%0 Journal Article %T Predicting the response to neoadjuvant chemoradiation for rectal cancer using nomograms based on MRI tumour regression grade. %A Qin S %A Chen Y %A Liu K %A Li Y %A Zhou Y %A Zhao W %A Xin P %A Wang Q %A Lu S %A Wang H %A Lang N %J Cancer Radiother %V 28 %N 4 %D 2024 Aug 8 %M 38981746 %F 1.217 %R 10.1016/j.canrad.2024.01.004 %X OBJECTIVE: This study aimed to develop nomograms that combine clinical factors and MRI tumour regression grade to predict the pathological response of mid-low locally advanced rectal cancer to neoadjuvant chemoradiotherapy.

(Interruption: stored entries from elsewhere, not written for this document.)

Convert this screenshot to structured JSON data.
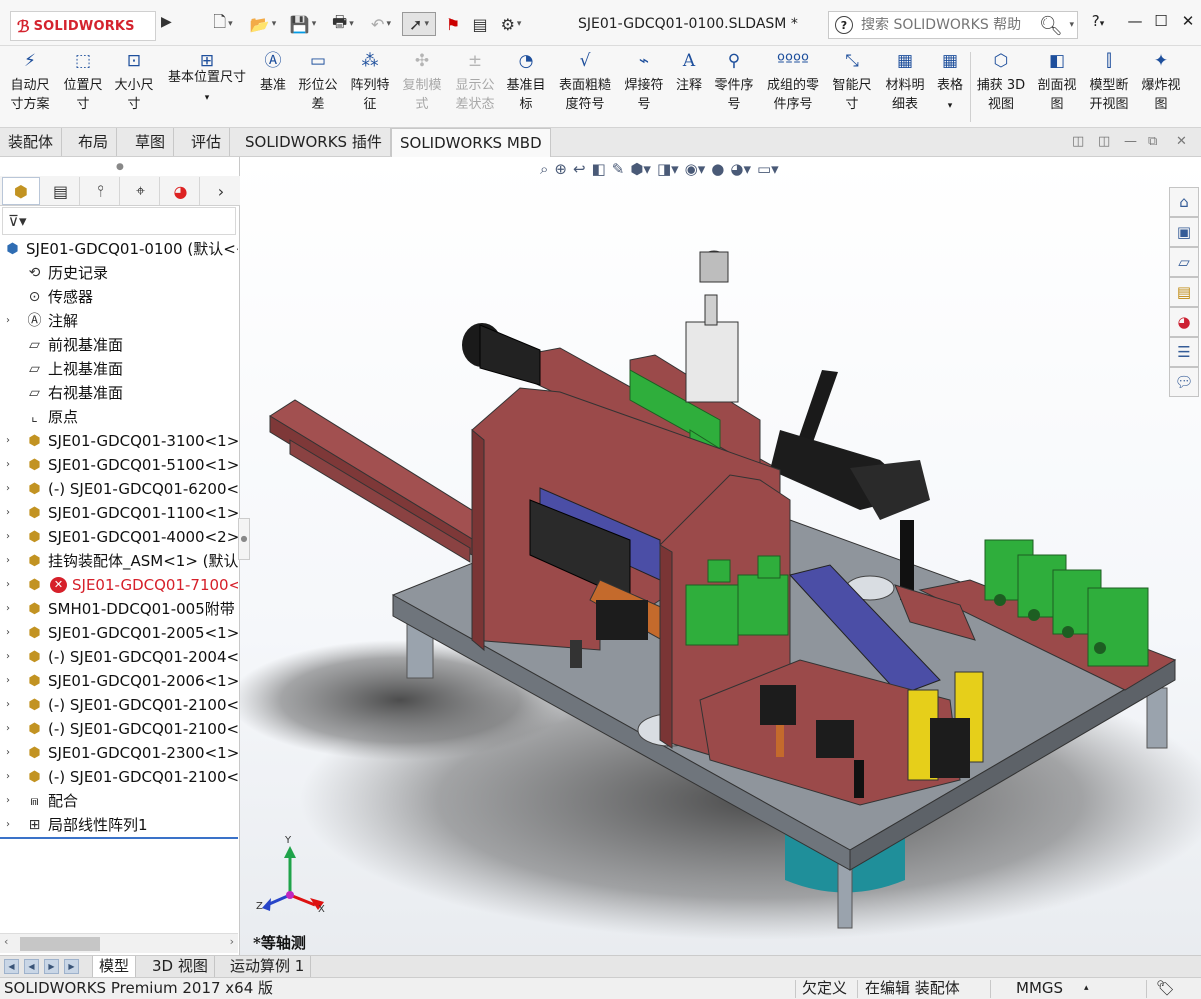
{
  "app": {
    "logo_text": "SOLIDWORKS",
    "document_title": "SJE01-GDCQ01-0100.SLDASM *",
    "search_placeholder": "搜索 SOLIDWORKS 帮助",
    "help_label": "?"
  },
  "ribbon": {
    "buttons": [
      {
        "label1": "自动尺",
        "label2": "寸方案",
        "icon": "auto-dimension-icon",
        "enabled": true
      },
      {
        "label1": "位置尺",
        "label2": "寸",
        "icon": "location-dimension-icon",
        "enabled": true
      },
      {
        "label1": "大小尺",
        "label2": "寸",
        "icon": "size-dimension-icon",
        "enabled": true
      },
      {
        "label1": "基本位置尺寸",
        "label2": "",
        "icon": "basic-location-dimension-icon",
        "enabled": true
      },
      {
        "label1": "基准",
        "label2": "",
        "icon": "datum-icon",
        "enabled": true
      },
      {
        "label1": "形位公",
        "label2": "差",
        "icon": "geometric-tolerance-icon",
        "enabled": true
      },
      {
        "label1": "阵列特",
        "label2": "征",
        "icon": "pattern-feature-icon",
        "enabled": true
      },
      {
        "label1": "复制模",
        "label2": "式",
        "icon": "copy-scheme-icon",
        "enabled": false
      },
      {
        "label1": "显示公",
        "label2": "差状态",
        "icon": "show-tolerance-status-icon",
        "enabled": false
      },
      {
        "label1": "基准目",
        "label2": "标",
        "icon": "datum-target-icon",
        "enabled": true
      },
      {
        "label1": "表面粗糙",
        "label2": "度符号",
        "icon": "surface-finish-icon",
        "enabled": true
      },
      {
        "label1": "焊接符",
        "label2": "号",
        "icon": "weld-symbol-icon",
        "enabled": true
      },
      {
        "label1": "注释",
        "label2": "",
        "icon": "note-icon",
        "enabled": true
      },
      {
        "label1": "零件序",
        "label2": "号",
        "icon": "balloon-icon",
        "enabled": true
      },
      {
        "label1": "成组的零",
        "label2": "件序号",
        "icon": "stacked-balloon-icon",
        "enabled": true
      },
      {
        "label1": "智能尺",
        "label2": "寸",
        "icon": "smart-dimension-icon",
        "enabled": true
      },
      {
        "label1": "材料明",
        "label2": "细表",
        "icon": "bill-of-materials-icon",
        "enabled": true
      },
      {
        "label1": "表格",
        "label2": "",
        "icon": "table-icon",
        "enabled": true
      },
      {
        "label1": "捕获 3D",
        "label2": "视图",
        "icon": "capture-3d-view-icon",
        "enabled": true
      },
      {
        "label1": "剖面视",
        "label2": "图",
        "icon": "section-view-icon",
        "enabled": true
      },
      {
        "label1": "模型断",
        "label2": "开视图",
        "icon": "model-break-view-icon",
        "enabled": true
      },
      {
        "label1": "爆炸视",
        "label2": "图",
        "icon": "exploded-view-icon",
        "enabled": true
      }
    ]
  },
  "command_tabs": [
    "装配体",
    "布局",
    "草图",
    "评估",
    "SOLIDWORKS 插件",
    "SOLIDWORKS MBD"
  ],
  "active_command_tab": "SOLIDWORKS MBD",
  "feature_tree": {
    "root": "SJE01-GDCQ01-0100  (默认<<",
    "items": [
      {
        "label": "历史记录",
        "icon": "history-icon",
        "expandable": false,
        "kind": "plain"
      },
      {
        "label": "传感器",
        "icon": "sensor-icon",
        "expandable": false,
        "kind": "plain"
      },
      {
        "label": "注解",
        "icon": "annotation-icon",
        "expandable": true,
        "kind": "plain"
      },
      {
        "label": "前视基准面",
        "icon": "plane-icon",
        "expandable": false,
        "kind": "plain"
      },
      {
        "label": "上视基准面",
        "icon": "plane-icon",
        "expandable": false,
        "kind": "plain"
      },
      {
        "label": "右视基准面",
        "icon": "plane-icon",
        "expandable": false,
        "kind": "plain"
      },
      {
        "label": "原点",
        "icon": "origin-icon",
        "expandable": false,
        "kind": "plain"
      },
      {
        "label": "SJE01-GDCQ01-3100<1> (",
        "icon": "assembly-icon",
        "expandable": true,
        "kind": "asm"
      },
      {
        "label": "SJE01-GDCQ01-5100<1> (",
        "icon": "assembly-icon",
        "expandable": true,
        "kind": "asm"
      },
      {
        "label": "(-) SJE01-GDCQ01-6200<1",
        "icon": "assembly-icon",
        "expandable": true,
        "kind": "asm-float"
      },
      {
        "label": "SJE01-GDCQ01-1100<1> (",
        "icon": "assembly-icon",
        "expandable": true,
        "kind": "asm"
      },
      {
        "label": "SJE01-GDCQ01-4000<2> (",
        "icon": "assembly-icon",
        "expandable": true,
        "kind": "asm"
      },
      {
        "label": "挂钩装配体_ASM<1> (默认",
        "icon": "assembly-icon",
        "expandable": true,
        "kind": "asm"
      },
      {
        "label": "SJE01-GDCQ01-7100<1",
        "icon": "assembly-icon",
        "expandable": true,
        "kind": "error"
      },
      {
        "label": "SMH01-DDCQ01-005附带",
        "icon": "assembly-icon",
        "expandable": true,
        "kind": "asm"
      },
      {
        "label": "SJE01-GDCQ01-2005<1> (",
        "icon": "assembly-icon",
        "expandable": true,
        "kind": "asm"
      },
      {
        "label": "(-) SJE01-GDCQ01-2004<1",
        "icon": "assembly-icon",
        "expandable": true,
        "kind": "asm-float"
      },
      {
        "label": "SJE01-GDCQ01-2006<1> (",
        "icon": "assembly-icon",
        "expandable": true,
        "kind": "asm"
      },
      {
        "label": "(-) SJE01-GDCQ01-2100<1",
        "icon": "assembly-icon",
        "expandable": true,
        "kind": "asm-float"
      },
      {
        "label": "(-) SJE01-GDCQ01-2100<2",
        "icon": "assembly-icon",
        "expandable": true,
        "kind": "asm-float"
      },
      {
        "label": "SJE01-GDCQ01-2300<1> (",
        "icon": "assembly-icon",
        "expandable": true,
        "kind": "asm"
      },
      {
        "label": "(-) SJE01-GDCQ01-2100<3",
        "icon": "assembly-icon",
        "expandable": true,
        "kind": "asm-float"
      },
      {
        "label": "配合",
        "icon": "mates-icon",
        "expandable": true,
        "kind": "plain"
      },
      {
        "label": "局部线性阵列1",
        "icon": "linear-pattern-icon",
        "expandable": true,
        "kind": "plain"
      }
    ]
  },
  "viewport": {
    "view_name": "*等轴测",
    "triad_labels": {
      "x": "X",
      "y": "Y",
      "z": "Z"
    }
  },
  "bottom_tabs": [
    "模型",
    "3D 视图",
    "运动算例 1"
  ],
  "active_bottom_tab": "模型",
  "status": {
    "product": "SOLIDWORKS Premium 2017 x64 版",
    "definition": "欠定义",
    "mode": "在编辑 装配体",
    "units": "MMGS"
  },
  "colors": {
    "plate": "#8f959c",
    "frame": "#9b4a4a",
    "valve": "#2fae3c",
    "slide": "#4b4ea6",
    "yellow": "#e6cf1a",
    "base_cyan": "#1f8f9a",
    "error_red": "#d6202a"
  }
}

METHODS: The retrospective study included 204 patients who underwent neoadjuvant chemoradiotherapy and surgery between January 2013 and December 2021. Based on pathological tumour regression grade, patients were categorized into four groups: complete pathological response (pCR, n=45), non-complete pathological response (non-pCR; n=159), good pathological response (pGR, n=119), and non-good pathological response (non-pGR, n=85). The patients were divided into a training set and a validation set in a 7:3 ratio. Based on the results of univariate and multivariate analyses in the training set, two nomograms were respectively constructed to predict complete and good pathological responses. Subsequently, these predictive models underwent validation in the independent validation set. The prognostic performances of the models were evaluated using the area under the curve (AUC).

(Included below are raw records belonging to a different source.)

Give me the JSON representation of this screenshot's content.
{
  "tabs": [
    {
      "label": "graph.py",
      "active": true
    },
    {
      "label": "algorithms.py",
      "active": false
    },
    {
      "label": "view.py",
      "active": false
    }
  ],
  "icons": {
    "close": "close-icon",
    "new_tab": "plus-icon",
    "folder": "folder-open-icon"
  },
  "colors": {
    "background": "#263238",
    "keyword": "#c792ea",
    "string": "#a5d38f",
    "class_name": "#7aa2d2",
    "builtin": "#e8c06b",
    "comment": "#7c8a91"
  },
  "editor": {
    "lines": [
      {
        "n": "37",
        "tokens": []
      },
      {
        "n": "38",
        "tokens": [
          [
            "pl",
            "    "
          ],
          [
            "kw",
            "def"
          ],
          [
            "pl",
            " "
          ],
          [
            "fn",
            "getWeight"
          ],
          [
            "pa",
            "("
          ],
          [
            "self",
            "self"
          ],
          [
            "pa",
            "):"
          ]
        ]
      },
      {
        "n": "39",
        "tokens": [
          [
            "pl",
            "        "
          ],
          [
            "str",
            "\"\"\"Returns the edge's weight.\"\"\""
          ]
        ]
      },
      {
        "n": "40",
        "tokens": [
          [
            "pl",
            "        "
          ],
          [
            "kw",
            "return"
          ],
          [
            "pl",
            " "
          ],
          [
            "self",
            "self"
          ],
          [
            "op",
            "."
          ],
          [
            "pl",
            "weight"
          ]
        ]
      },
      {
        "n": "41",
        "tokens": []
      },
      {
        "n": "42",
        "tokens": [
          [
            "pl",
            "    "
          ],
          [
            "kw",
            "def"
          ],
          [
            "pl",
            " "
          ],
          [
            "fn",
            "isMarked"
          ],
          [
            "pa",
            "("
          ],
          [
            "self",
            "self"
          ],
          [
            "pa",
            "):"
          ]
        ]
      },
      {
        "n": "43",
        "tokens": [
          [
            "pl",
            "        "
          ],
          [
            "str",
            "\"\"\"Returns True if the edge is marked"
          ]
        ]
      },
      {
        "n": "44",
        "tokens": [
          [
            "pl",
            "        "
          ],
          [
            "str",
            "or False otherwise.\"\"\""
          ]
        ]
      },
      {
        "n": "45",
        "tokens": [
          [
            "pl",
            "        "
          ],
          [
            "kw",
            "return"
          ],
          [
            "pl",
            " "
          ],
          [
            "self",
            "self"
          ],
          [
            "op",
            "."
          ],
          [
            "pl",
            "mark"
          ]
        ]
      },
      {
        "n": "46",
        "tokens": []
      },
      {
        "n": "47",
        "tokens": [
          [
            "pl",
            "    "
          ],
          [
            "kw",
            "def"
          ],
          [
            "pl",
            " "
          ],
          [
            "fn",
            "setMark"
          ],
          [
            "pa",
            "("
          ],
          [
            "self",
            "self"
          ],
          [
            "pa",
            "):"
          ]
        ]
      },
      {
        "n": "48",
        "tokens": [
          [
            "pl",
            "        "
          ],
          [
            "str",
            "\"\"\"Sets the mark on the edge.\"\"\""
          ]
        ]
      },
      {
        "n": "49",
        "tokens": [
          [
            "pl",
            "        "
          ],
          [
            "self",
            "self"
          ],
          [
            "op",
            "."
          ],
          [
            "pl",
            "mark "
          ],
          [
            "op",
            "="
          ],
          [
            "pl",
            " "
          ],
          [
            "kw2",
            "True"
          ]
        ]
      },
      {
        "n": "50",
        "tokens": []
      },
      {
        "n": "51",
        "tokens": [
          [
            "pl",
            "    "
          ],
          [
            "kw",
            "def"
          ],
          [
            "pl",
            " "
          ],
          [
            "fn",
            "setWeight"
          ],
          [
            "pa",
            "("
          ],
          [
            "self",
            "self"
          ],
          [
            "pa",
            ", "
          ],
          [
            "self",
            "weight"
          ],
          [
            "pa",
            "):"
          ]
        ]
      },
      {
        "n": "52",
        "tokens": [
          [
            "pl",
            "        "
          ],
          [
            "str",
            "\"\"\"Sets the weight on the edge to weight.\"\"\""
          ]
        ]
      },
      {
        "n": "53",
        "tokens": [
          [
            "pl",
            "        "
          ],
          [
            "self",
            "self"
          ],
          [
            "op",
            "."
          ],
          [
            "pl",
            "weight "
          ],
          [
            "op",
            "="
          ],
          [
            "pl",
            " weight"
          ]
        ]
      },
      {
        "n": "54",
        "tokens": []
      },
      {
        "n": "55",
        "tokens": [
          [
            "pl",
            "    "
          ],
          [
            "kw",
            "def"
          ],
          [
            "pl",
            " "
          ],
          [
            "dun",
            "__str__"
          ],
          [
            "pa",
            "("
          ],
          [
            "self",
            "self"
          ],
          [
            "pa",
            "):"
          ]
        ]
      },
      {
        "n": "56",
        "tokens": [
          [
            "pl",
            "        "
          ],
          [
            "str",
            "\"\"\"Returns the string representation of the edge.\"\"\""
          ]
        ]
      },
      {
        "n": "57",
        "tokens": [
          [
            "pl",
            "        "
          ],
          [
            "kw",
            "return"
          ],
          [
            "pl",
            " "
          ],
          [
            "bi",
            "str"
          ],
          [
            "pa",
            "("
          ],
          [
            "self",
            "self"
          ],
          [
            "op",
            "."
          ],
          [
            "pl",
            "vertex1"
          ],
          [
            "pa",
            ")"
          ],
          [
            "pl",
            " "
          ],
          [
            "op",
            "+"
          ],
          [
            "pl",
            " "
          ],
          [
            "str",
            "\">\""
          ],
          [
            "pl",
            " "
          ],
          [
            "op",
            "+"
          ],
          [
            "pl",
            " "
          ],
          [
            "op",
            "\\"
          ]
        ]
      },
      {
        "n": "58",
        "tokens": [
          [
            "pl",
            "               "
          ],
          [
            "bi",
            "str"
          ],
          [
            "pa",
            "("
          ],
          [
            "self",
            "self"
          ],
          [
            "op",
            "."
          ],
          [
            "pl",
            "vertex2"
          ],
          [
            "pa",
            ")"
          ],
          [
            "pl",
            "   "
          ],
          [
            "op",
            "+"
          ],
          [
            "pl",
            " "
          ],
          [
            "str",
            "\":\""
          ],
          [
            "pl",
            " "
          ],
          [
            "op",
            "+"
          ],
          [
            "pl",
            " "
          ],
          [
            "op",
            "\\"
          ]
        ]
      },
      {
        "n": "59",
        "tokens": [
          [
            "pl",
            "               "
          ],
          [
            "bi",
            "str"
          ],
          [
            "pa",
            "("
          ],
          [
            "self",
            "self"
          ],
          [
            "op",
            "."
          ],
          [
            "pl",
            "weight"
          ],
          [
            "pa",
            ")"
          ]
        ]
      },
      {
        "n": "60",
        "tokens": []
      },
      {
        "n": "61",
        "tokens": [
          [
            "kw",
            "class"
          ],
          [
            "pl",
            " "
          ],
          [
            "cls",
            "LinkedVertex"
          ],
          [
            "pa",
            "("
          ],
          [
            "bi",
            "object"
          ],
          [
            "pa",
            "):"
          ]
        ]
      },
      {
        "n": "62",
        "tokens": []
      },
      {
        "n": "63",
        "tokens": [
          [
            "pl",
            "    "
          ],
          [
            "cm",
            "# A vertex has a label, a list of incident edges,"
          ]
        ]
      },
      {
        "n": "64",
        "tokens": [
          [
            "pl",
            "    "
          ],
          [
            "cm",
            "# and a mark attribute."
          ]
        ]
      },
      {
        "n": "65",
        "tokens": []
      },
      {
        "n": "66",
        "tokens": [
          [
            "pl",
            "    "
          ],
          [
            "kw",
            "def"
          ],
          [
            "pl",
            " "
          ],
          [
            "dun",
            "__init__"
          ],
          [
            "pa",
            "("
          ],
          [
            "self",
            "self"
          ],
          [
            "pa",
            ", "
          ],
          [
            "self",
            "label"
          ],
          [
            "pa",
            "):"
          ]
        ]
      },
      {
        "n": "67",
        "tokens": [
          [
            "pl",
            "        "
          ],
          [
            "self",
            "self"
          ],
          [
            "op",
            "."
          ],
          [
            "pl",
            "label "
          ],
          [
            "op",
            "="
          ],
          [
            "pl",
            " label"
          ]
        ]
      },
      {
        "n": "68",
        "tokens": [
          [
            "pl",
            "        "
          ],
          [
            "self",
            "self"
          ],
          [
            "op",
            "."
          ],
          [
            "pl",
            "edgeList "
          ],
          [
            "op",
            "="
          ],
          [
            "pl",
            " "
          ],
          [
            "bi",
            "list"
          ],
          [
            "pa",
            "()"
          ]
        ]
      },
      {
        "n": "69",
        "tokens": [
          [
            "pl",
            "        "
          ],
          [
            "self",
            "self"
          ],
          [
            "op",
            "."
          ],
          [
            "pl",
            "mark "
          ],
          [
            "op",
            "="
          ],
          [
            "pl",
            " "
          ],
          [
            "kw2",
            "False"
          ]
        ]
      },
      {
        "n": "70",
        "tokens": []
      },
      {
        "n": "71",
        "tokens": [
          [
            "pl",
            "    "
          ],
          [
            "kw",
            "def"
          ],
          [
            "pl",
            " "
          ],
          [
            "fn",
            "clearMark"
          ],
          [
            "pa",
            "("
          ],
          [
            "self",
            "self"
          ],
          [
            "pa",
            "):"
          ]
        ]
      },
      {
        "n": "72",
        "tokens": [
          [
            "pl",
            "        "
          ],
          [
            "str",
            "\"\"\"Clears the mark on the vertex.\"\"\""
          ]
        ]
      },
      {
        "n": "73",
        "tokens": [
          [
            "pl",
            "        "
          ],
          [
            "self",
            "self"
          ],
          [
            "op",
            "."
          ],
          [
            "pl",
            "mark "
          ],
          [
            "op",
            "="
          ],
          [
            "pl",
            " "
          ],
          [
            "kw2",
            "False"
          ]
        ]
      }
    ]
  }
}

RESULTS: The nomogram predicting complete pathological response incorporates tumour length, post-treatment mesorectal fascia involvement, white blood cell count, and MRI tumour regression grade. It yielded an AUC of 0.787 in the training set and 0.716 in the validation set, surpassing the performance of the model relying solely on MRI tumour regression grade (AUCs of 0.649 and 0.530, respectively). Similarly, the nomogram predicting good pathological response includes the distance of the tumour's lower border from the anal verge, post-treatment mesorectal fascia involvement, platelet/lymphocyte ratio, and MRI tumour regression grade. It achieved an AUC of 0.754 in the training set and 0.719 in the validation set, outperforming the model using MRI tumour regression grade alone (AUCs of 0.629 and 0.638, respectively).
CONCLUSIONS: Nomograms combining MRI tumour regression grade with clinical factors may be useful for predicting pathological response of mid-low locally advanced rectal cancer to neoadjuvant chemoradiotherapy. The proposed models could be applied in clinical practice after validation in large samples.